Jeff Gillette likes to go slumming in our planet’s most congested sites of improvisational housing, and then he returns back home to paint them. His studio is in Orange County, California, home of Disneyland, as well as some of the wealthiest suburbs in America. So it’s no surprise that he sees slums as theme parks of depravation, occasionally enhanced with some cartoonish relics of Mickey Mouse. All of this sounds rather depressing, but actually these paintings feel upbeat, perhaps in response to the irrepressible, universal human ability to adapt to adverse circumstances, and we might recall that many first-generation Americans lived in shacks or tenements.

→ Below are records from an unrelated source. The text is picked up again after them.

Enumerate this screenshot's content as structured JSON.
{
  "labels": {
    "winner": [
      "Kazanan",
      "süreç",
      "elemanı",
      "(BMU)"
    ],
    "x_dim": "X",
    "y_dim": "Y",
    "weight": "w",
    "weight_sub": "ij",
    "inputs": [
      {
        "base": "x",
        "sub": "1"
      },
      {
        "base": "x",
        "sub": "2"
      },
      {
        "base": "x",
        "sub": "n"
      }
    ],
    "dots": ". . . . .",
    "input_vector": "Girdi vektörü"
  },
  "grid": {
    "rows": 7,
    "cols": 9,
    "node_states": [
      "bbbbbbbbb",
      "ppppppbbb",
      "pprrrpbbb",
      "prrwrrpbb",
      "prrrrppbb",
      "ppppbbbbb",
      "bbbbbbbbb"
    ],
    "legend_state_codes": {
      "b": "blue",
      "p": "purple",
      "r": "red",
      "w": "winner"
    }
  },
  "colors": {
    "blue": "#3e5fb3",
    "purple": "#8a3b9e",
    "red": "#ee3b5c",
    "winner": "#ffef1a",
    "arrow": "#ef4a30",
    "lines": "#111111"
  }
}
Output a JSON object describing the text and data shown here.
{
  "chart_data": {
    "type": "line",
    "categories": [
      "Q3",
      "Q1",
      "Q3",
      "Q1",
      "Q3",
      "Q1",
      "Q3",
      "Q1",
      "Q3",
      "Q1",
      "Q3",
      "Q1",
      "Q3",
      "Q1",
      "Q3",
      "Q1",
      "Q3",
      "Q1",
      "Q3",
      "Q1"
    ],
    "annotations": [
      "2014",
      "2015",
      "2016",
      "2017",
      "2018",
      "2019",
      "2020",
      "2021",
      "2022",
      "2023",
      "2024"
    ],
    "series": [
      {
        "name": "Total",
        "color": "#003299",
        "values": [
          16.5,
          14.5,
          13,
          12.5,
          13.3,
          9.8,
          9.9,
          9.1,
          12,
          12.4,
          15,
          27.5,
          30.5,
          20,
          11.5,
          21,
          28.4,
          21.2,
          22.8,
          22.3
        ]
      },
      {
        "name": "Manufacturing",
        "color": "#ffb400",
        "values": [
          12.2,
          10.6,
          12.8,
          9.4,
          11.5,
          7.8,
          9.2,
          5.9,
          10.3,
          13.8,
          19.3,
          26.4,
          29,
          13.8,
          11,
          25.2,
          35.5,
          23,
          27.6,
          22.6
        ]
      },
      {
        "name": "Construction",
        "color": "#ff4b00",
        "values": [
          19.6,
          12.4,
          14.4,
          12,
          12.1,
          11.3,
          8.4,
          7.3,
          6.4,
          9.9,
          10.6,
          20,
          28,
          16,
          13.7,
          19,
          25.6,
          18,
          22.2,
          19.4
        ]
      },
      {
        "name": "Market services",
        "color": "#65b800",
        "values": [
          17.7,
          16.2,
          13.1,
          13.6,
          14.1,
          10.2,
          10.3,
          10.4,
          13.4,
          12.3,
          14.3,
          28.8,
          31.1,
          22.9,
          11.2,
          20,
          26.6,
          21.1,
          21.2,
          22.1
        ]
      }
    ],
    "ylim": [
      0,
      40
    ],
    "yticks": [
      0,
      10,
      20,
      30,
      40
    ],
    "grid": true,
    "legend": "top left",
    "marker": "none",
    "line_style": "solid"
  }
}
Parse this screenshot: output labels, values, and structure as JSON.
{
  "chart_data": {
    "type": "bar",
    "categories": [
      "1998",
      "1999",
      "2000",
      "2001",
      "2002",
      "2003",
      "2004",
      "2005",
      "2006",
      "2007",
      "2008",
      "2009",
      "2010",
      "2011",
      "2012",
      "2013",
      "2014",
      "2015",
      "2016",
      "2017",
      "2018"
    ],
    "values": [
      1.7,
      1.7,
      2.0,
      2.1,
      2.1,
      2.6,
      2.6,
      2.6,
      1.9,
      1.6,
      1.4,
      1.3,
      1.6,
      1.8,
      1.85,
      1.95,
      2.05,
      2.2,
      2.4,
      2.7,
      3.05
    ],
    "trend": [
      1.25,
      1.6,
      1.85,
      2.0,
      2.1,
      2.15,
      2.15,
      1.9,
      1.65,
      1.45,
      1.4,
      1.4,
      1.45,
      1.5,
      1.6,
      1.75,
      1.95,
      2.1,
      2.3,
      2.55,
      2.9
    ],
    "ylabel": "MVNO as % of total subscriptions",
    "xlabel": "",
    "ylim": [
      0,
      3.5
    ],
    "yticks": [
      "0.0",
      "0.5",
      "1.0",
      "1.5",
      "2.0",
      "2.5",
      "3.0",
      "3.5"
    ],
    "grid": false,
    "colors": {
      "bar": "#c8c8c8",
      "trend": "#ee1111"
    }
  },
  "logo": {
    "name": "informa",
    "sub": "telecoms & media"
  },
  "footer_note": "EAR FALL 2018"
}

Gillette doesn’t show us how it feels to live in these places. Rather, they set a hyper-real stage for some kind of fantasy, with dramatic gestures provided by the haphazard protrusions of colorful, recycled materials. In other words, he’s telling a story, but unlike animated cartoons or the Social-Realist depiction of hovels, no cast of colorful characters has been provided. The over-crowded neighborhoods are as desolate as early Sunday morning, leaving the viewer to meditate in isolation. But what is there to meditate about? These pieces have the entrepreneurial energy of well-made storyboards, but not the beauty of well-made paintings, and there is no story, except perhaps for those who live in the cultural shadow of Disneyland and Knott’s Berry Farm. (Chris Miller)
Through August 18 at Bert Green Fine Art, 8 South Michigan, Suite 1220.